If you haven’t read the Twitter feed of Paul Nehlen, get over there now while you still can. Unless he has some grade-A dirt on Jack Dorsey that we don’t know about, his account will probably not be around much longer. For most of December, Nehlen has been dropping atomic red-pills. If he’s going to be banned soon, he’s going out with guns blazing.
Not since formerly mainstream Trump cheerleader Jared Wyand went full 1488 over a year ago has Twitter been hit with such high-powered truth bombs from a once relatively tame account.
He’s been challenging the blue-check Twitterati in no subtle manner, telling Jon Podhoretz on December 6th to “eat a bullet.” He’s tweeting fashy memes, “It’s Okay to be White,” “The Goyim Know,” and helicopter jokes, interspersed with Bible verses and hymn lyrics. He accused Ari Cohn of being a “(((bigot)))” and pretending to be White, then suggested he seek a new life through faith in Jesus. He tweeted “Currently reading” with a photo of the book “The Culture of Critique” by Kevin MacDonald.

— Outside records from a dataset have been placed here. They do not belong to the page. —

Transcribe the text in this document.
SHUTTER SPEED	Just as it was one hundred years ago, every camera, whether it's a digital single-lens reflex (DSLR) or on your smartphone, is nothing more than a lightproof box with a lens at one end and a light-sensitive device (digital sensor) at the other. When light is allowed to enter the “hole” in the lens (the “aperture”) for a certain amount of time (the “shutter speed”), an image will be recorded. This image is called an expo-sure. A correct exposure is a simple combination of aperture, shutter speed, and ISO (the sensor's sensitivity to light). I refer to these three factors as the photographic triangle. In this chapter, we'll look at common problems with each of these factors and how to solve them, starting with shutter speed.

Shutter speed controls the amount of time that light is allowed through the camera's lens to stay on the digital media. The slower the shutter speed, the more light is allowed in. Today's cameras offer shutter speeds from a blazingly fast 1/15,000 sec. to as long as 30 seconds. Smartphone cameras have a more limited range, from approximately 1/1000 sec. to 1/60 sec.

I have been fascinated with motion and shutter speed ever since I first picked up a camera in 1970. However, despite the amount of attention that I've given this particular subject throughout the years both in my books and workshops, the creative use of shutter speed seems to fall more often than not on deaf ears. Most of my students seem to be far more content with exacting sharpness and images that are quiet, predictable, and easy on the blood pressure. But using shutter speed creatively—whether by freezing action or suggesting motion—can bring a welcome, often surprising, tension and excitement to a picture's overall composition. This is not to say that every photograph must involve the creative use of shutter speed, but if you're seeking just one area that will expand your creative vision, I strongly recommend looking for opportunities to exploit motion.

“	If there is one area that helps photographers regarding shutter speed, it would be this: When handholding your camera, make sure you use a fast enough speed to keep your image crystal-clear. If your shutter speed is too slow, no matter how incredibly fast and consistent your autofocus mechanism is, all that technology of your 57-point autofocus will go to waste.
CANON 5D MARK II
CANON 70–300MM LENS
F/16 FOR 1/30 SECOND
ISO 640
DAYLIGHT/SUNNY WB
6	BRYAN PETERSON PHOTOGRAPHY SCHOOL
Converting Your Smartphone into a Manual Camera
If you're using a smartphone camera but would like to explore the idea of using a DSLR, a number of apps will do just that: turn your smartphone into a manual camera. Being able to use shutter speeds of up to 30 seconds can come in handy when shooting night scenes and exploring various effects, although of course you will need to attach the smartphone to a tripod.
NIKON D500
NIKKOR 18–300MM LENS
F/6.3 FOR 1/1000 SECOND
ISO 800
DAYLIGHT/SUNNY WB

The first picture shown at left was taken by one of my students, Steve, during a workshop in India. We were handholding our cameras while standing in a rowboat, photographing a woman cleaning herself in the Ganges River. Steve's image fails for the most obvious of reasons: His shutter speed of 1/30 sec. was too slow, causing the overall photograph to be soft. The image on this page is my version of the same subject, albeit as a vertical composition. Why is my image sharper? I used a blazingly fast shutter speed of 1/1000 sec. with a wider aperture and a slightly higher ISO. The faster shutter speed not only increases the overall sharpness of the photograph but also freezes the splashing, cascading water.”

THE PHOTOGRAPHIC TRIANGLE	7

He’s also been hammering hard on the need for anti-censorship measures for social media, tagging his tweets with #ShallNotCensor, the name of his proposed legislation.
Leftists are finding to their horror that their usual kill-shot weapons, like shrieked accusations of “ANTI-SEMITE!!!” are powerless to stop the impervious and seemingly fearless Nehlen. Meanwhile, the usual neocon suspects are sputtering with indignation, falling all over one another as each tries to to denounce his reprehensible rhetoric more emphatically than the last.
It’s unspeakably delightful.
Has he killed his chances of ever winning a congressional seat in Wisconsin? Maybe. I don’t know. Even if so, it may not matter. Many of us believed that the election of Donald Trump was our last chance to reclaim the country through our existing institutions. The joy we felt at his election faded as we watched him rather quickly become mired in the DC swamp, while people who are (nominally at least) on our own side of the aisle worked to keep him there and to defeat or defang politicians who would have supported the MAGA agenda Trump championed during his campaign.
Think about Ron Paul. He accomplished little legislatively during his career, but his impact was significant nonetheless. His real contribution was made by using his platform to trumpet his ideas. He got young people excited about the founding ideals of the United States. He made many people aware of the undue, unspoken influence of the Federal Reserve by drumming the mantra “Audit the Fed” into our minds. He presciently warned those who would listen of the abuses that would stem from the passage of the Patriot Act in the wake of 9-11. He continuously questioned the GOP’s unabated enthusiasm for foreign wars and intervention. He began to expose the true entitled, self-serving nature of the GOP when his campaign threatened the peaceful coronation of the GOPe’s selected candidate in 2012. Disrespect was heaped upon his small but enthusiastic contingent supporters at the 2012 Republican convention, and a variety of dirty tricks were used against them. It was eye-opening for many.
Ron Paul changed the national conversation and the minds of countless Americans. Nehlen can do the same.
How many people are reading his tweets, and contemplating his ideas for the first time? How many have been quietly thinking the same things, who are feeling more emboldened to express agreement out loud? How much of our national dialogue will be different now that Nehlen has thrown a few smug blue check-bearers through the Overton window?
I don’t know. But I’m excited to find out.